Tabula takes time for logic density boost
A Silicon Valley startup plans to use very rapid time-slicing to overcome the massive die area penalty that prevents programmable-logic devices from taking over from custom silicon chips.
Tabula has taken on a number of veterans from the field-programmable gate array (FPGA) and design-automation markets. Founded by former Simplex Solutions and Cadence Design Systems technologist Steve Teig (pictured), Tabula recruited Dennis Segers as CEO, who was responsible for the development of the Virtex family of FPGAs while at Xilinx.
The company’s ‘spacetime’ architecture uses reconfigurable computing techniques to switch logic circuits on the fly, using the same die area for up to eight layers of logic. However, Teig said the company has worked hard to “hide the revolution”, using tools to make the device look as though it is a virtual 3D chip.
“I believe spacetime is fundamental to the speed of computation,” Teig claimed. “For any technology that you might use to do computation it becomes cheaper to do reconfiguration locally than to send the signal somewhere else for computation. We’ve been trying to look 25 years ahead with this approach.

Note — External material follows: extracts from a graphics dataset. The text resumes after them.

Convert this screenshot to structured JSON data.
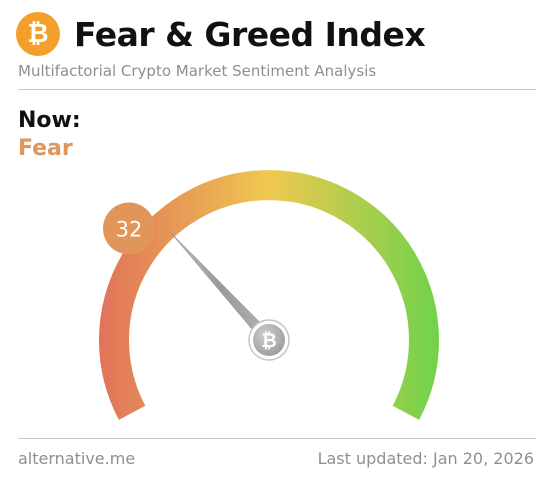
{
  "header": {
    "logo_icon": "bitcoin-icon",
    "logo_glyph": "₿",
    "title": "Fear & Greed Index",
    "subtitle": "Multifactorial Crypto Market Sentiment Analysis"
  },
  "current": {
    "label": "Now:",
    "classification": "Fear",
    "value": "32",
    "value_number": 32,
    "scale_max": 100,
    "color": "#e0955a"
  },
  "gauge": {
    "hub_icon": "bitcoin-icon",
    "hub_glyph": "₿",
    "colors": {
      "fear": "#e0735a",
      "neutral": "#f0c850",
      "greed": "#6fd24a"
    }
  },
  "footer": {
    "source": "alternative.me",
    "updated": "Last updated: Jan 20, 2026"
  },
  "colors": {
    "brand": "#f2a02b",
    "text": "#111111",
    "muted": "#8f8f8f",
    "divider": "#c8c8c8"
  }
}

“At a certain point most devices will be spacetime because it will take less energy to reconfigure than to send the signal far away. This is the next wave of computing strategy,” he adds.
Within the architecture, strips of memory flank the logic elements, which are based around lookup tables, and the multiplexers that route signals between them. This is a subtle difference from a classic FPGA architecture, where a lot of the memory needed to hold state and temporary data is spread across the chip. With the Tabula architecture, much more of the state and data is stored in large blocks of static memory (SRAM).
Using those banks of state memory to feed configuration data into the programmable-logic elements, Tabula divides a raw clock signal of more than 1GHz into multiple sub-cycles – Tabula refers to these sub-cycles as folds. Each sub-cycle, the logic elements and multiplexers read out their state from the local memory, perform the computation and then move onto the next sub-cycle.
Signals still in flight at the end of each sub-cycle are caught by transparent latches, known as ‘time vias’, within the programmable-interconnect section and held until the next sub-cycle that needs those signals as inputs. Any logic behind the latch once it’s closed can be reused by independent logic on subsequent sub-cycles.
Teig explained it is easier to not think of the architecture as time-slicing but has a virtual third dimension: “For 99 per cent of my work I pretend the chip is 3D: it’s much easier to visualise the x, y and z axes rather than trying to visualise what comes into existence when, which just give you a headache.”
By taking advantage of faster transistors in future processes, Teig claimed Tabula can attain parity in terms of density with ASICs and application-specific standard products (ASSPs) within three process generations - at the current rate of development, that is just after the middle of the decade.
“We are trying to take ASIC as well as ASSP market share. We are positioning ourselves not to be the number-six FPGA company but to be a major player in semiconductors,” Teig said.